MAR for Image-to-Image Generation

Bili-Sakura opened this issue 3 months ago · comments

I am a green-hand of MAR, as I only explore LDMs in image generation currently. I wonder whether MAR can be used for Image-to-Image generation especially for image editing (e.g. temporal generation). Also, I wonder whether MAR (with diff loss) trained with large-scale dataset is able to be fine-tuned with a domain specific dataset for temporal generation.

Again, awesome work!

Tianhong Li · Answer 1 · Wed Aug 14 2024 19:02:06 GMT+0800 (China Standard Time)
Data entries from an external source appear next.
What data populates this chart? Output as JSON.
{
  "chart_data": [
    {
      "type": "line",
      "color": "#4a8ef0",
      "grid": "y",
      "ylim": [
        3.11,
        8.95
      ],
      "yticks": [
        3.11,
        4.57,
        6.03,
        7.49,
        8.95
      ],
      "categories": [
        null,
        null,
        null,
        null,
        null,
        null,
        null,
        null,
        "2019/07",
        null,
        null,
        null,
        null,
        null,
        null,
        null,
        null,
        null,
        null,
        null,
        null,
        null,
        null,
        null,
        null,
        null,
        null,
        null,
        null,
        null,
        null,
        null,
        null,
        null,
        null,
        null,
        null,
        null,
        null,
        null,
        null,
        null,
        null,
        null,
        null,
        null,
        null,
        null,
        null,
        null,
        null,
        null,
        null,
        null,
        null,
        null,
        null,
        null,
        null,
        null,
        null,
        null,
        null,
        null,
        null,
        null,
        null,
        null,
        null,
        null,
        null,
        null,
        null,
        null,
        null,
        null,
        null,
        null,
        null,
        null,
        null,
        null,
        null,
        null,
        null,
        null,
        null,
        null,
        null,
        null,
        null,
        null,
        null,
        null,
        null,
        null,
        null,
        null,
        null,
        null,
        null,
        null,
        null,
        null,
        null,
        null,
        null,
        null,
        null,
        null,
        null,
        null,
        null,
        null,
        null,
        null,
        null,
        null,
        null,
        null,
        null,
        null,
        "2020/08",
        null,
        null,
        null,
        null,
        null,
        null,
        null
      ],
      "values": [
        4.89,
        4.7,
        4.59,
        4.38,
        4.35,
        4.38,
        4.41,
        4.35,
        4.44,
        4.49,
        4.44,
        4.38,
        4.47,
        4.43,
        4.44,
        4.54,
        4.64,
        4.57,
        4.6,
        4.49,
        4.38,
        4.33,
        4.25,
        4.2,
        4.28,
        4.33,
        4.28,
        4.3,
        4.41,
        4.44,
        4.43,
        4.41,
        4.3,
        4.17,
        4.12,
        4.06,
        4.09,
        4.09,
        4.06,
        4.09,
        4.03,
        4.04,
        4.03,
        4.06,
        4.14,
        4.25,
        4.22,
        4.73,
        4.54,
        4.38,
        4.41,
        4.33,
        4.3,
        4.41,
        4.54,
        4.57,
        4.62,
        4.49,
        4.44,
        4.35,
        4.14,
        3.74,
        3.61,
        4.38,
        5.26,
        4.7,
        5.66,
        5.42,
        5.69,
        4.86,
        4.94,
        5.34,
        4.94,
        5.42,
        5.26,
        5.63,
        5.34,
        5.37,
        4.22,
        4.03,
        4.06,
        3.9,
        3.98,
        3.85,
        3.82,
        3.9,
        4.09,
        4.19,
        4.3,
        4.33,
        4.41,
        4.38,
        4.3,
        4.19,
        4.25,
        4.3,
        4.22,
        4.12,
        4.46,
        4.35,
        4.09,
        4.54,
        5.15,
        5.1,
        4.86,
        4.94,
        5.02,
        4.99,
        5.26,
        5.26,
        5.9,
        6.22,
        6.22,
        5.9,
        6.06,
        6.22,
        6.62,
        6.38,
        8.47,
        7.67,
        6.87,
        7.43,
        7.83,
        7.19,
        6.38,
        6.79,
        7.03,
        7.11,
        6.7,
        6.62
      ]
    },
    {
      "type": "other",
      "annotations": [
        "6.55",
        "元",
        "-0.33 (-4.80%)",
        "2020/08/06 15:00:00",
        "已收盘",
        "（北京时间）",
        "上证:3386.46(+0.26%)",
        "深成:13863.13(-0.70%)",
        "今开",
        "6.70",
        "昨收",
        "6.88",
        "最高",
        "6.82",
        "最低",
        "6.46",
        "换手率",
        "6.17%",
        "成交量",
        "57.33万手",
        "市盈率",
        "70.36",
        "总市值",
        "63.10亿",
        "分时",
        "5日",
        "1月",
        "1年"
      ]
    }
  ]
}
Thanks for your interest! Similar to MaskGIT and MAGE, MAR can naturally perform mask-based image editing tasks such as image inpainting, outpainting, and uncropping. If the temporal generation you mentioned is for video, then it would be hard to fine-tune a model that is trained to generate image to generate a video.

Sakura · Answer 2 · Wed Aug 14 2024 19:33:30 GMT+0800 (China Standard Time)

Thank you!
I am working with satellite image generation where each image captures the same region from different timestamp ( and this is what I meant to "temporal" and I am not sure whether this task can be categorized into inpainting or not).
It is witnessed that temporal layers used in LDMs for video synthesis can be incorporated into ControlNet so that LDMs are able to generate temporal images. I wonder if there are similar techniques for MAR.

Tianhong Li · Answer 3 · Wed Aug 14 2024 22:19:19 GMT+0800 (China Standard Time)

The MAR framework in this repo is designed to generate images and cannot be directly used to generate videos. However, it should be easy to adapt the code a bit for the task you described, similar to LDM for video synthesis.